Au-delà du design à porter, d’autres designer plus basé sur la décoration ont tenter d’explorer les possibilités qu’offraient le rapid manufacturing. Dans la même lancé que la chambre anéchoïque, Peter Lang tenta de créer une pièce unique qui absorbe le son qui la traverse. Il s’inspire tout d’abord des nids de frelons et de guêpes afin de commencer à modéliser son œuvre en format papier en ajoutent des feuilles épaisses les unes aux autres pour créer une forme unique, puis il décide d’utiliser la conversion en STL afin de pouvoir décliner son œuvre informatiquement et la perfectionner. Il utilise pour matériau l’Arboblend, un matériau biocompatible qui va lui permettre de le rendre à la fois modifiable et durable. Il décide de l’inscrire dans une vison artistique unique en le peignant à la main pour que le grand public ne critique pas la légitimité de l’œuvre. Cette œuvre est à la fois un exemple de réutilisation de formes naturelles et de modélisations de celles-ci, et cela est possible seulement via le RM, car son prototype à la main n’était pas aussi fonctionnel que celui fabriqué. En effet, le but de cet objet est à la fois décoratif, mais il permet aussi d’améliorer l’acoustique d’une pièce en l’accrochant au plafond comme un lustre.

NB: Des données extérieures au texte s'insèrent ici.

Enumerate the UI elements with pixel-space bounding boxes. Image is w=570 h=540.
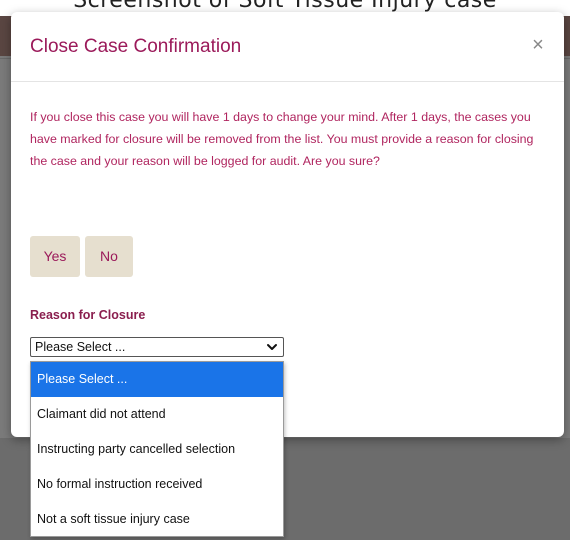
dropdown-option[interactable]: Please Select ... xyxy=(31,362,283,397)
dropdown-option[interactable]: Instructing party cancelled selection xyxy=(31,432,283,467)
dropdown-option[interactable]: Claimant did not attend xyxy=(31,397,283,432)
no-button[interactable]: No xyxy=(85,236,133,277)
reason-select[interactable]: Please Select ... xyxy=(30,337,284,357)
reason-label: Reason for Closure xyxy=(30,308,146,322)
confirmation-message: If you close this case you will have 1 d… xyxy=(30,110,534,168)
chevron-down-icon xyxy=(267,344,277,350)
yes-button[interactable]: Yes xyxy=(30,236,80,277)
dropdown-option[interactable]: No formal instruction received xyxy=(31,467,283,502)
dropdown-option[interactable]: Not a soft tissue injury case xyxy=(31,502,283,537)
modal-title: Close Case Confirmation xyxy=(30,36,242,57)
modal-header: Close Case Confirmation × xyxy=(11,12,564,82)
reason-select-value: Please Select ... xyxy=(35,340,126,354)
reason-dropdown-list: Please Select ... Claimant did not atten… xyxy=(30,361,284,537)
close-icon[interactable]: × xyxy=(527,33,549,57)
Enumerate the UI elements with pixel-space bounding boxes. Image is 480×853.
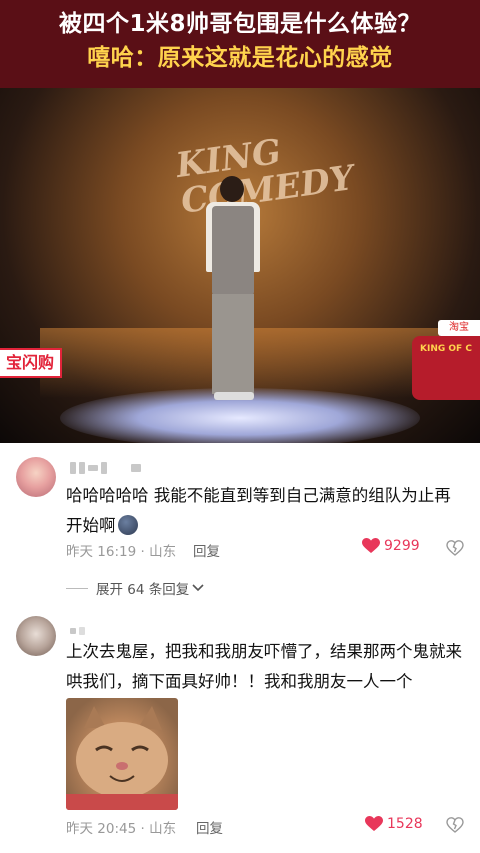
video-frame[interactable]: KING COMEDY 宝闪购 淘宝 KING OF C [0,88,480,443]
avatar[interactable] [16,457,56,497]
username-blurred[interactable] [70,627,85,635]
show-corner-logo-text: KING OF C [420,344,472,354]
heart-icon [362,538,380,553]
chevron-down-icon [192,584,204,592]
expand-replies-label: 展开 64 条回复 [96,582,190,598]
title-line-2: 嘻哈：原来这就是花心的感觉 [87,45,393,71]
divider [66,587,88,589]
cat-photo [66,706,178,810]
performer [196,176,272,406]
show-corner-logo: KING OF C [412,336,480,400]
like-button[interactable]: 1528 [365,816,423,832]
taobao-badge[interactable]: 淘宝 [438,320,480,336]
username-blurred[interactable] [70,462,141,474]
like-count: 9299 [384,538,420,554]
comment-text: 哈哈哈哈哈 我能不能直到等到自己满意的组队为止再开始啊 [66,481,466,541]
title-line-1: 被四个1米8帅哥包围是什么体验？ [58,11,421,37]
comment-meta: 昨天 16:19 · 山东 [66,544,177,560]
heart-icon [365,816,383,831]
like-count: 1528 [387,816,423,832]
reply-button[interactable]: 回复 [193,540,220,560]
shop-badge[interactable]: 宝闪购 [0,348,63,378]
expand-replies-button[interactable]: 展开 64 条回复 [66,578,204,598]
comment-image[interactable] [66,698,178,810]
avatar[interactable] [16,616,56,656]
comment-meta: 昨天 20:45 · 山东 [66,821,177,837]
dislike-icon[interactable] [446,539,464,557]
title-banner: 被四个1米8帅哥包围是什么体验？ 嘻哈：原来这就是花心的感觉 [0,0,480,88]
like-button[interactable]: 9299 [362,538,420,554]
dislike-icon[interactable] [446,816,464,834]
comment-text: 上次去鬼屋，把我和我朋友吓懵了，结果那两个鬼就来哄我们，摘下面具好帅！！我和我朋… [66,642,462,691]
emoji-icon [117,515,138,535]
reply-button[interactable]: 回复 [196,817,223,837]
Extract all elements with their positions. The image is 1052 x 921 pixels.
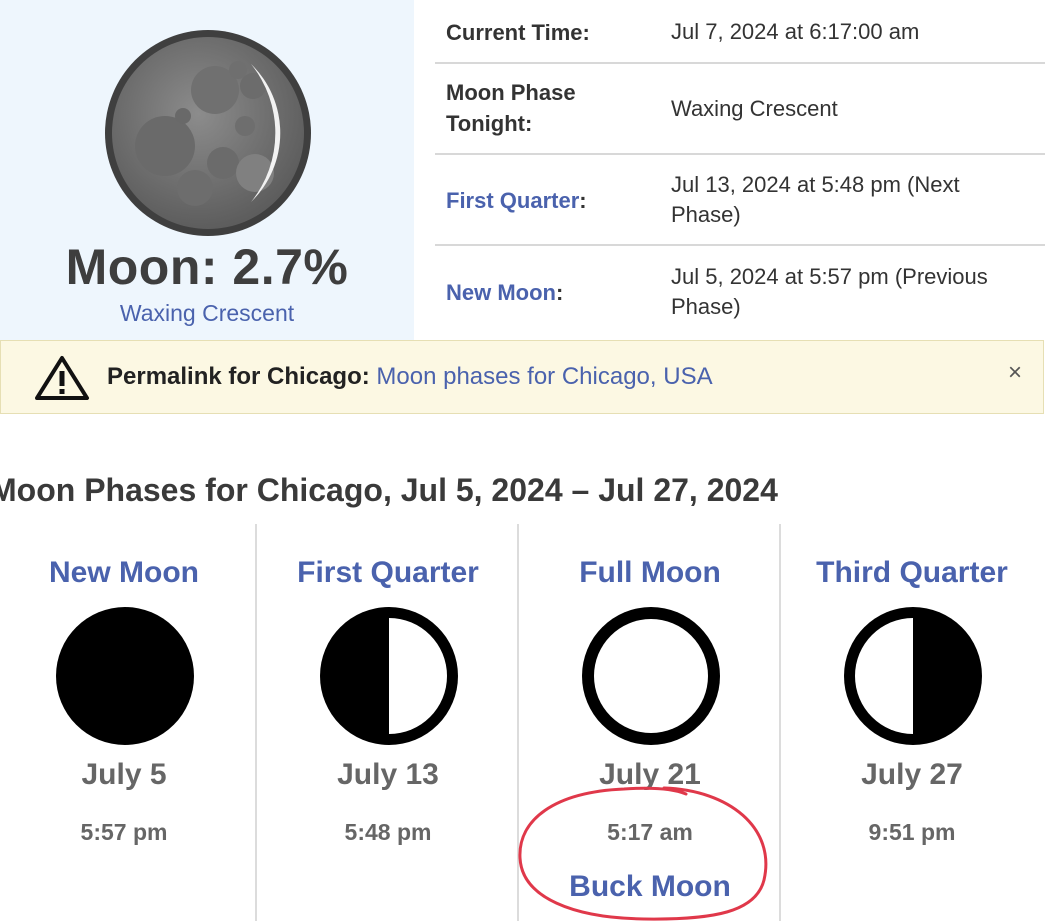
moon-illumination-percent: Moon: 2.7% bbox=[65, 239, 349, 295]
phase-card-third-quarter: Third Quarter July 27 9:51 pm bbox=[779, 524, 1043, 921]
phase-card-first-quarter: First Quarter July 13 5:48 pm bbox=[255, 524, 519, 921]
phase-time: 5:48 pm bbox=[344, 819, 432, 845]
moon-phase-link[interactable]: Waxing Crescent bbox=[0, 300, 414, 327]
permalink-label: Permalink for Chicago: bbox=[107, 363, 370, 390]
close-icon[interactable]: × bbox=[1008, 359, 1022, 387]
permalink-link[interactable]: Moon phases for Chicago, USA bbox=[376, 363, 712, 390]
section-title: Moon Phases for Chicago, Jul 5, 2024 – J… bbox=[0, 472, 778, 508]
full-moon-icon bbox=[582, 607, 720, 745]
new-moon-link[interactable]: New Moon bbox=[446, 280, 556, 305]
info-row-current-time: Current Time: Jul 7, 2024 at 6:17:00 am bbox=[435, 0, 1045, 64]
label-colon: : bbox=[556, 280, 564, 305]
moon-crescent-image bbox=[105, 30, 311, 236]
third-quarter-icon bbox=[844, 607, 982, 745]
new-moon-icon bbox=[56, 607, 194, 745]
phase-name[interactable]: First Quarter bbox=[257, 556, 519, 590]
phase-time: 5:57 pm bbox=[80, 819, 168, 845]
warning-icon bbox=[35, 356, 89, 400]
previous-phase-label: New Moon: bbox=[446, 277, 563, 308]
permalink-alert: Permalink for Chicago: Moon phases for C… bbox=[0, 340, 1044, 414]
previous-phase-value: Jul 5, 2024 at 5:57 pm (Previous Phase) bbox=[671, 264, 988, 319]
phase-date: July 13 bbox=[337, 758, 439, 791]
first-quarter-icon bbox=[320, 607, 458, 745]
current-time-value: Jul 7, 2024 at 6:17:00 am bbox=[671, 19, 920, 44]
phase-time: 5:17 am bbox=[607, 819, 693, 845]
label-colon: : bbox=[579, 188, 587, 213]
next-phase-value: Jul 13, 2024 at 5:48 pm (Next Phase) bbox=[671, 172, 960, 227]
phase-name[interactable]: Third Quarter bbox=[781, 556, 1043, 590]
phase-tonight-link[interactable]: Waxing Crescent bbox=[671, 94, 1041, 124]
permalink-text: Permalink for Chicago: Moon phases for C… bbox=[107, 363, 713, 391]
moon-summary-panel: Moon: 2.7% Waxing Crescent bbox=[0, 0, 414, 340]
info-row-previous-phase: New Moon: Jul 5, 2024 at 5:57 pm (Previo… bbox=[435, 246, 1045, 338]
first-quarter-link[interactable]: First Quarter bbox=[446, 188, 579, 213]
phase-name[interactable]: New Moon bbox=[0, 556, 255, 590]
phase-card-new-moon: New Moon July 5 5:57 pm bbox=[0, 524, 255, 921]
phase-card-full-moon: Full Moon July 21 5:17 am Buck Moon bbox=[517, 524, 781, 921]
next-phase-label: First Quarter: bbox=[446, 185, 587, 216]
phase-tonight-label: Moon Phase Tonight: bbox=[446, 80, 576, 136]
phase-date: July 21 bbox=[599, 758, 701, 791]
info-row-next-phase: First Quarter: Jul 13, 2024 at 5:48 pm (… bbox=[435, 155, 1045, 246]
moon-nickname-link[interactable]: Buck Moon bbox=[519, 870, 781, 904]
info-row-phase-tonight: Moon Phase Tonight: Waxing Crescent bbox=[435, 64, 1045, 155]
phase-date: July 27 bbox=[861, 758, 963, 791]
phase-name[interactable]: Full Moon bbox=[519, 556, 781, 590]
current-time-label: Current Time: bbox=[446, 20, 590, 45]
phase-date: July 5 bbox=[81, 758, 167, 791]
phase-time: 9:51 pm bbox=[868, 819, 956, 845]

Les limites artistiques de la fabrication additive ou la difficile différenciation entre technicien et artiste.
De nombreuses questions se posent quant à la légitimité de certaines œuvres d’art créées en fabrication additive. En effet, même si celles-ci sortent de l’imaginaire humain, elles ne challengent pas les capacités du corps de l’artiste. Elles demandent à celui-ci des capacités techniques, loin de celles artistiques originelles, ou dans le pire des cas demandent seulement à l’artiste d’être entouré de techniciens. Ce qui dans l’inconscient ne légitime pas les heures passées sur une œuvre, aussi complexe qu’elle soit.
De plus, ce procédé pose de nouvelles questions telles que celles sur la propriété intellectuelle qui est mise en danger via ce type de pratiques.
En effet, s’il est aussi facile d’imprimer à partir d’un fichier STL, il est également simple de transférer ce fichier et de l’imprimer sur une autre machine. Ainsi, le côté très unique d’une pièce d’art perd de son sens et l’œuvre perd de sa valeur artistique. Finalement, c’est à se demander si le travail de l’artiste peut être vain malgré le raisonnement mené, si celui-ci venait à se faire voler son fichier.
Cependant, comme pour de nombreuses avancées technologiques, la critique est souvent très présente à ses débuts, mais dès que celle-ci fait son temps, on la considère comme légitime. Une législation propre à ce domaine reste cependant à étudier pour limiter tout conflit intellectuel.